History and Development
The Australorp chicken originated as the ‘Australian Laying Orpingtons’ which were formerly called the ‘Utility Type Orpingtons’.
During the late 1800s, the early Black Orpingtons were imported into Australia, where they had been refined for utility purposes. The Australians started valuing this breed immediately because of its egg-laying ability, and continued breeding them along the lines of the original type.
In 1919, Arthur Harwood suggested that the breed ‘Australian Laying Orpingtons’ be named “Australs”, while the suffix “orp” was suggested for denoting the major breed in the development of this bird.

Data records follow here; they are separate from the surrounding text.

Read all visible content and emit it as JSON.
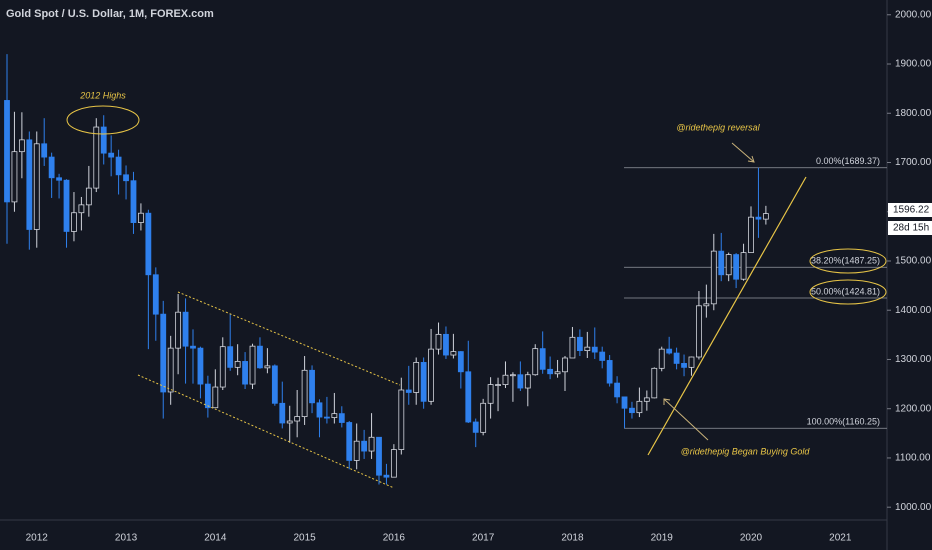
{
  "chart_data": {
    "type": "candlestick",
    "title": "Gold Spot / U.S. Dollar, 1M, FOREX.com",
    "categories": [
      null,
      null,
      null,
      null,
      "2012",
      null,
      null,
      null,
      null,
      null,
      null,
      null,
      null,
      null,
      null,
      null,
      "2013",
      null,
      null,
      null,
      null,
      null,
      null,
      null,
      null,
      null,
      null,
      null,
      "2014",
      null,
      null,
      null,
      null,
      null,
      null,
      null,
      null,
      null,
      null,
      null,
      "2015",
      null,
      null,
      null,
      null,
      null,
      null,
      null,
      null,
      null,
      null,
      null,
      "2016",
      null,
      null,
      null,
      null,
      null,
      null,
      null,
      null,
      null,
      null,
      null,
      "2017",
      null,
      null,
      null,
      null,
      null,
      null,
      null,
      null,
      null,
      null,
      null,
      "2018",
      null,
      null,
      null,
      null,
      null,
      null,
      null,
      null,
      null,
      null,
      null,
      "2019",
      null,
      null,
      null,
      null,
      null,
      null,
      null,
      null,
      null,
      null,
      null,
      "2020",
      null,
      null,
      null,
      null,
      null,
      null,
      null,
      null,
      null,
      null,
      null,
      "2021",
      null,
      null,
      null
    ],
    "open": [
      1826,
      1620,
      1722,
      1746,
      1564,
      1738,
      1711,
      1669,
      1664,
      1560,
      1598,
      1614,
      1648,
      1772,
      1719,
      1711,
      1675,
      1663,
      1578,
      1597,
      1472,
      1392,
      1234,
      1323,
      1396,
      1327,
      1323,
      1250,
      1202,
      1244,
      1326,
      1284,
      1296,
      1250,
      1327,
      1283,
      1287,
      1211,
      1171,
      1175,
      1184,
      1278,
      1212,
      1183,
      1182,
      1190,
      1172,
      1095,
      1134,
      1114,
      1142,
      1065,
      1061,
      1117,
      1238,
      1233,
      1294,
      1215,
      1321,
      1351,
      1309,
      1316,
      1275,
      1173,
      1152,
      1211,
      1249,
      1249,
      1268,
      1269,
      1242,
      1269,
      1322,
      1280,
      1271,
      1275,
      1303,
      1345,
      1318,
      1325,
      1315,
      1298,
      1252,
      1224,
      1201,
      1192,
      1215,
      1222,
      1282,
      1321,
      1313,
      1292,
      1284,
      1305,
      1409,
      1413,
      1520,
      1472,
      1513,
      1463,
      1517,
      1589,
      1585,
      null,
      null,
      null,
      null,
      null,
      null,
      null,
      null,
      null,
      null,
      null,
      null,
      null
    ],
    "high": [
      1920,
      1803,
      1802,
      1763,
      1763,
      1790,
      1720,
      1677,
      1666,
      1640,
      1630,
      1693,
      1790,
      1796,
      1755,
      1726,
      1694,
      1681,
      1617,
      1604,
      1487,
      1419,
      1348,
      1433,
      1424,
      1361,
      1326,
      1267,
      1280,
      1345,
      1392,
      1331,
      1315,
      1332,
      1345,
      1323,
      1290,
      1255,
      1206,
      1238,
      1307,
      1288,
      1219,
      1224,
      1232,
      1205,
      1175,
      1170,
      1157,
      1191,
      1142,
      1088,
      1128,
      1263,
      1287,
      1304,
      1304,
      1362,
      1375,
      1367,
      1352,
      1317,
      1338,
      1180,
      1220,
      1264,
      1263,
      1296,
      1274,
      1296,
      1275,
      1331,
      1357,
      1306,
      1299,
      1307,
      1366,
      1361,
      1356,
      1365,
      1326,
      1309,
      1266,
      1224,
      1214,
      1243,
      1237,
      1284,
      1326,
      1346,
      1324,
      1310,
      1306,
      1439,
      1452,
      1555,
      1557,
      1517,
      1516,
      1535,
      1611,
      1689.37,
      1612,
      null,
      null,
      null,
      null,
      null,
      null,
      null,
      null,
      null,
      null,
      null,
      null,
      null
    ],
    "low": [
      1535,
      1600,
      1668,
      1523,
      1527,
      1693,
      1628,
      1627,
      1527,
      1540,
      1562,
      1590,
      1640,
      1696,
      1672,
      1635,
      1625,
      1555,
      1562,
      1321,
      1338,
      1180,
      1208,
      1270,
      1251,
      1251,
      1221,
      1182,
      1202,
      1238,
      1277,
      1268,
      1240,
      1240,
      1281,
      1272,
      1206,
      1160,
      1131,
      1142,
      1167,
      1191,
      1142,
      1170,
      1170,
      1162,
      1077,
      1077,
      1098,
      1098,
      1046,
      1046,
      1061,
      1107,
      1208,
      1208,
      1200,
      1208,
      1310,
      1301,
      1302,
      1241,
      1171,
      1122,
      1146,
      1180,
      1195,
      1242,
      1214,
      1236,
      1205,
      1267,
      1271,
      1260,
      1263,
      1236,
      1303,
      1307,
      1303,
      1301,
      1282,
      1245,
      1211,
      1160.25,
      1180,
      1183,
      1196,
      1221,
      1276,
      1310,
      1280,
      1266,
      1267,
      1300,
      1385,
      1400,
      1459,
      1459,
      1445,
      1460,
      1517,
      1547,
      1574,
      null,
      null,
      null,
      null,
      null,
      null,
      null,
      null,
      null,
      null,
      null,
      null,
      null
    ],
    "close": [
      1620,
      1722,
      1746,
      1564,
      1738,
      1711,
      1669,
      1664,
      1560,
      1598,
      1614,
      1648,
      1772,
      1719,
      1711,
      1675,
      1663,
      1578,
      1597,
      1472,
      1392,
      1234,
      1323,
      1396,
      1327,
      1323,
      1250,
      1202,
      1244,
      1326,
      1284,
      1296,
      1250,
      1327,
      1283,
      1287,
      1211,
      1171,
      1175,
      1184,
      1278,
      1212,
      1183,
      1182,
      1190,
      1172,
      1095,
      1134,
      1114,
      1142,
      1065,
      1061,
      1117,
      1238,
      1233,
      1294,
      1215,
      1321,
      1351,
      1309,
      1316,
      1275,
      1173,
      1152,
      1211,
      1249,
      1249,
      1268,
      1269,
      1242,
      1269,
      1322,
      1280,
      1271,
      1275,
      1303,
      1345,
      1318,
      1325,
      1315,
      1298,
      1252,
      1224,
      1201,
      1192,
      1215,
      1222,
      1282,
      1321,
      1313,
      1292,
      1284,
      1305,
      1409,
      1413,
      1520,
      1472,
      1513,
      1463,
      1517,
      1589,
      1585,
      1596.22,
      null,
      null,
      null,
      null,
      null,
      null,
      null,
      null,
      null,
      null,
      null,
      null,
      null
    ],
    "up_color": "#d1d4dc",
    "down_color": "#2f80ed",
    "ylim": [
      974,
      2030
    ],
    "yticks": [
      {
        "value": 1000,
        "label": "1000.00"
      },
      {
        "value": 1100,
        "label": "1100.00"
      },
      {
        "value": 1200,
        "label": "1200.00"
      },
      {
        "value": 1300,
        "label": "1300.00"
      },
      {
        "value": 1400,
        "label": "1400.00"
      },
      {
        "value": 1500,
        "label": "1500.00"
      },
      {
        "value": 1600,
        "label": "1600.00"
      },
      {
        "value": 1700,
        "label": "1700.00"
      },
      {
        "value": 1800,
        "label": "1800.00"
      },
      {
        "value": 1900,
        "label": "1900.00"
      },
      {
        "value": 2000,
        "label": "2000.00"
      }
    ],
    "fib_levels": [
      {
        "value": 1689.37,
        "label": "0.00%(1689.37)"
      },
      {
        "value": 1487.25,
        "label": "38.20%(1487.25)"
      },
      {
        "value": 1424.81,
        "label": "50.00%(1424.81)"
      },
      {
        "value": 1160.25,
        "label": "100.00%(1160.25)"
      }
    ],
    "countdown": "28d 15h",
    "annotations": [
      "2012 Highs",
      "@ridethepig reversal",
      "@ridethepig Began Buying Gold"
    ]
  }
}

In the 1920s, this flock was again exported back to Australia as the ‘Australorps’, after it was genetically modified in Britain. This breed was imported to the USA soon after, in the 1920s. Fortunately, unlike the Black Orpingtons, the Australops have not undergone any genetic change or alteration over the years till date.
Meat & Egg Production
This breed is known for its excellent laying abilities, with around 200-250 eggs per year. The eggs are medium to large with a light brown pigmentation.
These are well-fleshed fowls yielding white, tender meat. Since these chickens are also well-known as good nest sitters and mothers, they are quite lucrative in the meat market. Their market weight is between 5.5 and 7.5 lbs.
- In 1922-23, during a 365 day egg laying trial, six of the female Australorps had set a world record laying an average of 309.5 eggs each.
- A new egg-laying record has also been set after a hen laid 364 eggs in 365 days.